Käme es zum „Brexit“ würden EZB und Bank of England in einem konzertierten Vorgehen mit noch mehr Liquidität und Währungsstützungen jedem Risiko an den Finanzmärkten entgegentreten. Ohnehin dürften sich auch die unmittelbaren wirtschaftlichen Schäden in engen Grenzen halten. Denn bis zum kompletten Vollzug des Austritts ist laut EU-Verträgen ein Zeitraum von zwei Jahren vorgesehen. Solange bliebe Großbritannien Mitglied der EU und des gemeinsamen Binnenmarkts. Ohnehin würde beim Brexit die britische Regierung ein Assoziierungsabkommen mit der EU ähnlich wie im Falle der Schweiz anstreben. So behielte Großbritannien dennoch wirtschaftlichen Zugang zum großen EU-Binnenmarkt.

Dennoch dürfen die langfristigen politischen Folgen nicht unterschätzt werden. Assoziiert heißt eben nicht Familienmitglied. Tritt ein wichtiger Partner wie Großbritannien aus, verlöre das EU-Gemeinschaftswerk an geopolitischer Bedeutung. Amerika würde versuchen, über Großbritannien noch mehr wirtschaftlichen Einfluss auf Europa auszuüben, z.B. in Fragen des Freihandelsabkommens TTIP. Auch könnte Großbritannien seinen Finanzmarkt erneut deregulieren und damit den Finanzmärkten in der „Rest-EU“ eine attraktive Alternative entgegenstellen. Mit dem Brexit verlöre auch die Marktwirtschaft und Wettbewerbsfähigkeit in der EU einen starken Befürworter. Stattdessen gewänne in Europa die Staatswirtschaft mit ihrer Schuldengläubigkeit und Finanzierung durch die Geldpolitik noch mehr an Einfluss.
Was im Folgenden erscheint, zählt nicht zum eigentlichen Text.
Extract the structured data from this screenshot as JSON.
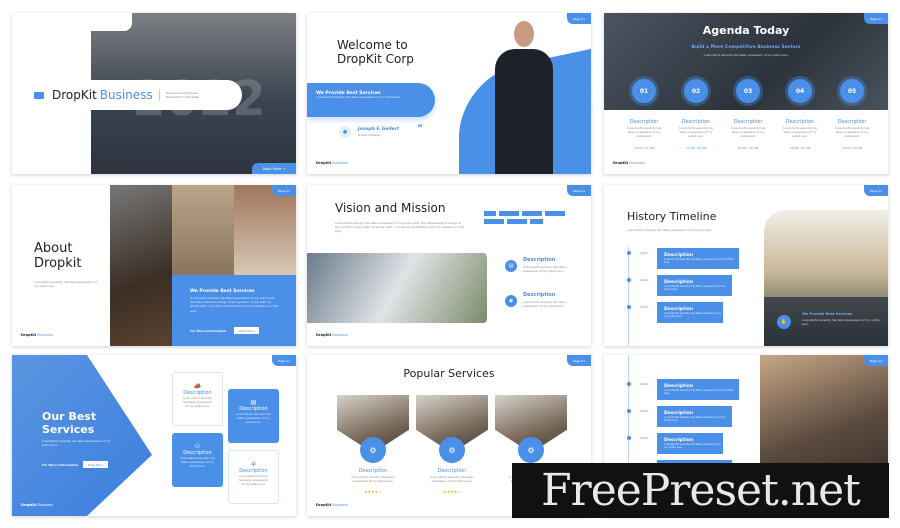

Nicht zuletzt könnten die Zerfallserscheinungen in Europa weiter zunehmen. Der Brexit wäre dann der erste fallende Dominostein. In vielen EU-Staaten ist die Skepsis Europa gegenüber ohnehin auf historischen Höchstständen. Und schließlich wären über politische und auch finanz- und wirtschaftspolitische Kollateralschäden früher oder später auch die Aktienmärkte Europas negativ betroffen.

Immerhin hat sich die Wahrscheinlichkeit für einen Brexit zuletzt verringert. Aktuellen offiziellen Umfragen zufolge stimmen die Briten am 23. Juni mit knapper Mehrheit gegen den Brexit. Laut den Quoten britischer Wettbüros, die schon 2014 den Ausgang des schottischen Referendums über die Abspaltung von Großbritannien richtig vorhergesagt haben, liegt die Wahrscheinlichkeit für ein „Bremain“ sogar bei rund 70 Prozent. Doch könnten angesichts des hohen Anteils unentschiedener Wähler selbst kleine politische Störfaktoren eine Trendwende im Wahlverhalten bewirken.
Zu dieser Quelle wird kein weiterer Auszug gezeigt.